Study aims: The sensory symptoms that are reported in restless legs syndrome (RLS) suggest involvement of the peripheral nervous system (PNS) in general and of the small-fibre system in particular. We aimed to study the status of the small-fibre system in primary RLS.

Patients and methods: We investigated 10 patients with idiopathic RLS (mean time since disease onset: 11.4 +/- 12 years, mean International Restless Legs Syndrome Study Group [IRLSSG] score: 23.4 +/- 8). Five had a family history. All had normal results for laboratory tests, neurological examination, and a sural/deep-peroneal nerve conduction study. Lower-limb thulium YAG laser-evoked potentials (LEP) and skin sympathetic reflexes (SSR) were performed. The results were compared with data from 10 healthy subjects.

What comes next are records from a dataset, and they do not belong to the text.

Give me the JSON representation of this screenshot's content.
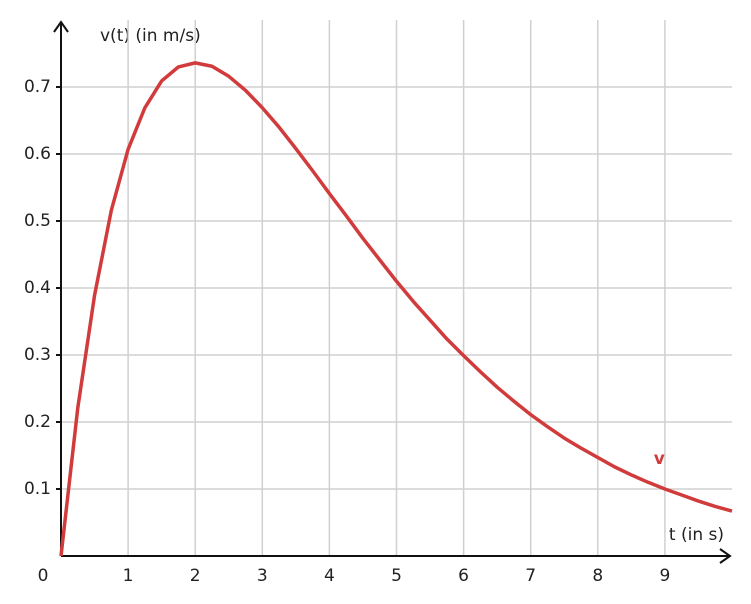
{
  "chart_data": {
    "type": "line",
    "y_label": "v(t) (in m/s)",
    "x_label": "t (in s)",
    "origin_label": "0",
    "x": [
      0,
      0.25,
      0.5,
      0.75,
      1,
      1.25,
      1.5,
      1.75,
      2,
      2.25,
      2.5,
      2.75,
      3,
      3.25,
      3.5,
      3.75,
      4,
      4.25,
      4.5,
      4.75,
      5,
      5.25,
      5.5,
      5.75,
      6,
      6.25,
      6.5,
      6.75,
      7,
      7.25,
      7.5,
      7.75,
      8,
      8.25,
      8.5,
      8.75,
      9,
      9.25,
      9.5,
      9.75,
      10
    ],
    "series": [
      {
        "name": "v",
        "color": "#d13b3b",
        "values": [
          0,
          0.221,
          0.389,
          0.516,
          0.607,
          0.669,
          0.709,
          0.73,
          0.736,
          0.731,
          0.716,
          0.695,
          0.669,
          0.64,
          0.608,
          0.575,
          0.541,
          0.508,
          0.474,
          0.442,
          0.41,
          0.38,
          0.352,
          0.324,
          0.299,
          0.275,
          0.252,
          0.231,
          0.211,
          0.193,
          0.176,
          0.161,
          0.147,
          0.133,
          0.121,
          0.11,
          0.1,
          0.091,
          0.082,
          0.074,
          0.067
        ]
      }
    ],
    "xlim": [
      0,
      10
    ],
    "ylim": [
      0,
      0.8
    ],
    "xticks": [
      1,
      2,
      3,
      4,
      5,
      6,
      7,
      8,
      9
    ],
    "yticks": [
      0.1,
      0.2,
      0.3,
      0.4,
      0.5,
      0.6,
      0.7
    ],
    "grid": true
  }
}
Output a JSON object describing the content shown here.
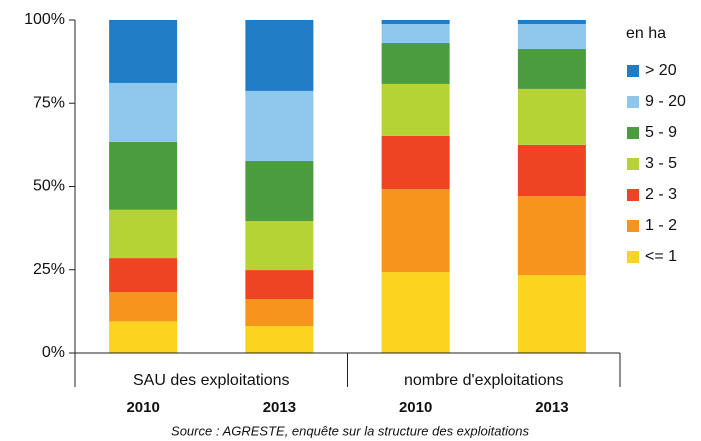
{
  "chart_data": {
    "type": "stacked-bar",
    "groups": [
      {
        "name": "SAU des exploitations",
        "categories": [
          "2010",
          "2013"
        ]
      },
      {
        "name": "nombre d'exploitations",
        "categories": [
          "2010",
          "2013"
        ]
      }
    ],
    "legend_title": "en ha",
    "series": [
      {
        "name": "<= 1",
        "color": "#fcd31f",
        "values": [
          9.5,
          8.1,
          24.3,
          23.4
        ]
      },
      {
        "name": "1 - 2",
        "color": "#f7941d",
        "values": [
          8.8,
          8.1,
          24.9,
          23.7
        ]
      },
      {
        "name": "2 - 3",
        "color": "#ee4424",
        "values": [
          10.2,
          8.7,
          16.0,
          15.4
        ]
      },
      {
        "name": "3 - 5",
        "color": "#b5d334",
        "values": [
          14.5,
          14.7,
          15.6,
          16.8
        ]
      },
      {
        "name": "5 - 9",
        "color": "#4b9c3f",
        "values": [
          20.4,
          18.1,
          12.3,
          12.0
        ]
      },
      {
        "name": "9 - 20",
        "color": "#8dc8ec",
        "values": [
          17.7,
          21.0,
          5.7,
          7.5
        ]
      },
      {
        "name": "> 20",
        "color": "#1f7cc5",
        "values": [
          18.9,
          21.3,
          1.2,
          1.2
        ]
      }
    ],
    "ylim": [
      0,
      100
    ],
    "yticks": [
      {
        "value": 0,
        "label": "0%"
      },
      {
        "value": 25,
        "label": "25%"
      },
      {
        "value": 50,
        "label": "50%"
      },
      {
        "value": 75,
        "label": "75%"
      },
      {
        "value": 100,
        "label": "100%"
      }
    ],
    "source": "Source :  AGRESTE, enquête sur la structure des exploitations"
  }
}
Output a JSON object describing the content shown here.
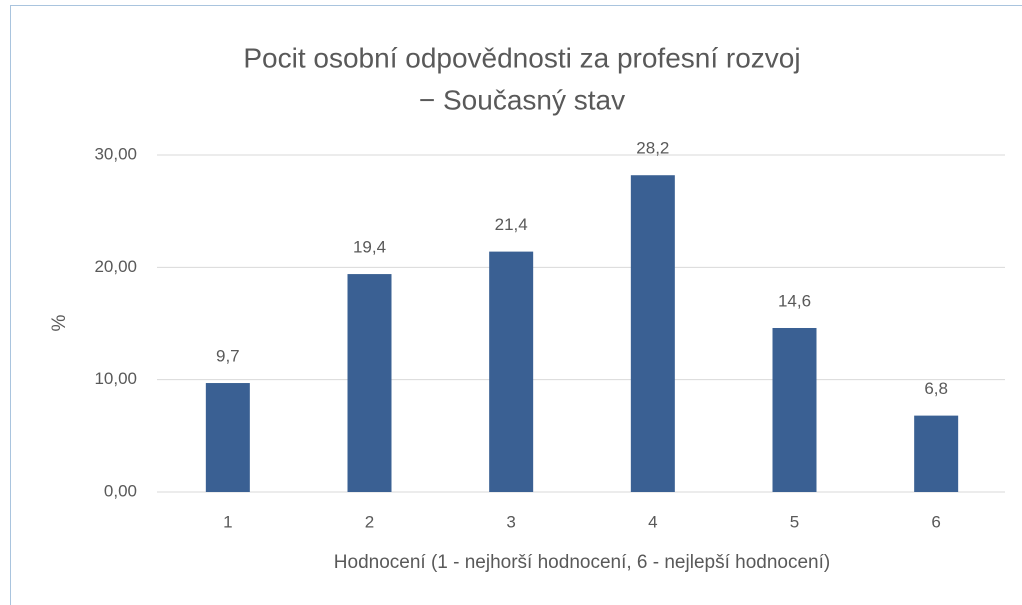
{
  "chart_data": {
    "type": "bar",
    "title": [
      "Pocit osobní odpovědnosti za profesní rozvoj",
      "− Současný stav"
    ],
    "x_label": "Hodnocení (1 - nejhorší hodnocení, 6 - nejlepší hodnocení)",
    "y_label": "%",
    "categories": [
      "1",
      "2",
      "3",
      "4",
      "5",
      "6"
    ],
    "values": [
      9.7,
      19.4,
      21.4,
      28.2,
      14.6,
      6.8
    ],
    "value_labels": [
      "9,7",
      "19,4",
      "21,4",
      "28,2",
      "14,6",
      "6,8"
    ],
    "color": "#3a6093",
    "ylim": [
      0,
      30
    ],
    "yticks": [
      {
        "value": 0,
        "label": "0,00"
      },
      {
        "value": 10,
        "label": "10,00"
      },
      {
        "value": 20,
        "label": "20,00"
      },
      {
        "value": 30,
        "label": "30,00"
      }
    ],
    "grid": true
  }
}
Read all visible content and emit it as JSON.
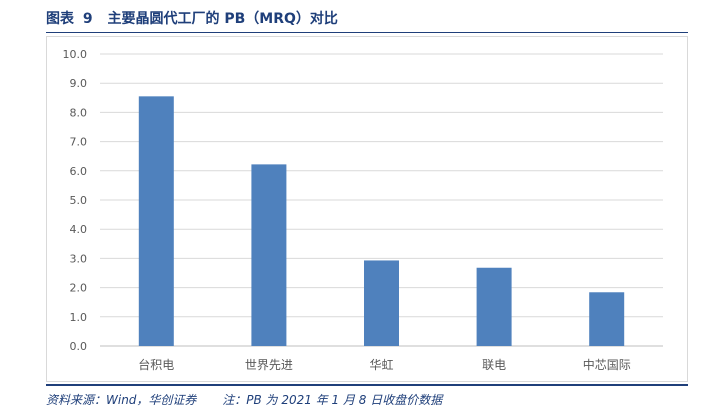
{
  "figure": {
    "label": "图表",
    "number": "9",
    "title": "主要晶圆代工厂的 PB（MRQ）对比"
  },
  "source": {
    "text": "资料来源：Wind，华创证券",
    "note": "注：PB 为 2021 年 1 月 8 日收盘价数据"
  },
  "colors": {
    "bar": "#4f81bd",
    "grid": "#d9d9d9",
    "axis_text": "#595959",
    "title": "#1f3f7a"
  },
  "chart_data": {
    "type": "bar",
    "categories": [
      "台积电",
      "世界先进",
      "华虹",
      "联电",
      "中芯国际"
    ],
    "values": [
      8.55,
      6.22,
      2.93,
      2.68,
      1.84
    ],
    "title": "",
    "xlabel": "",
    "ylabel": "",
    "ylim": [
      0,
      10
    ],
    "yticks": [
      "0.0",
      "1.0",
      "2.0",
      "3.0",
      "4.0",
      "5.0",
      "6.0",
      "7.0",
      "8.0",
      "9.0",
      "10.0"
    ],
    "grid": true,
    "legend": "none"
  }
}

Results: The nociceptive thresholds were 293 +/- 62 mJ for patients and 333 +/- 77 mJ for controls. For patients, the vertex N2 and P2 latencies were 208 +/- 25 ms and 366 +/- 51 ms, respectively (controls: N2 = 235 +/- 41 ms; P2 = 373 +/- 44 ms). The N2-P2 amplitude was 19 +/- 6 microV for patients and 18 +/- 7 microV for controls. SSR were normal in all patients. No significant differences between patients and healthy subjects were observed.

Conclusion: We failed to demonstrate any significant involvement of small fibres and spinothalamic tracts in idiopathic RLS. Even though sufferers of this specific form of RLS report sensory symptoms, pathogenesis appears to be dissociated from a PNS alteration.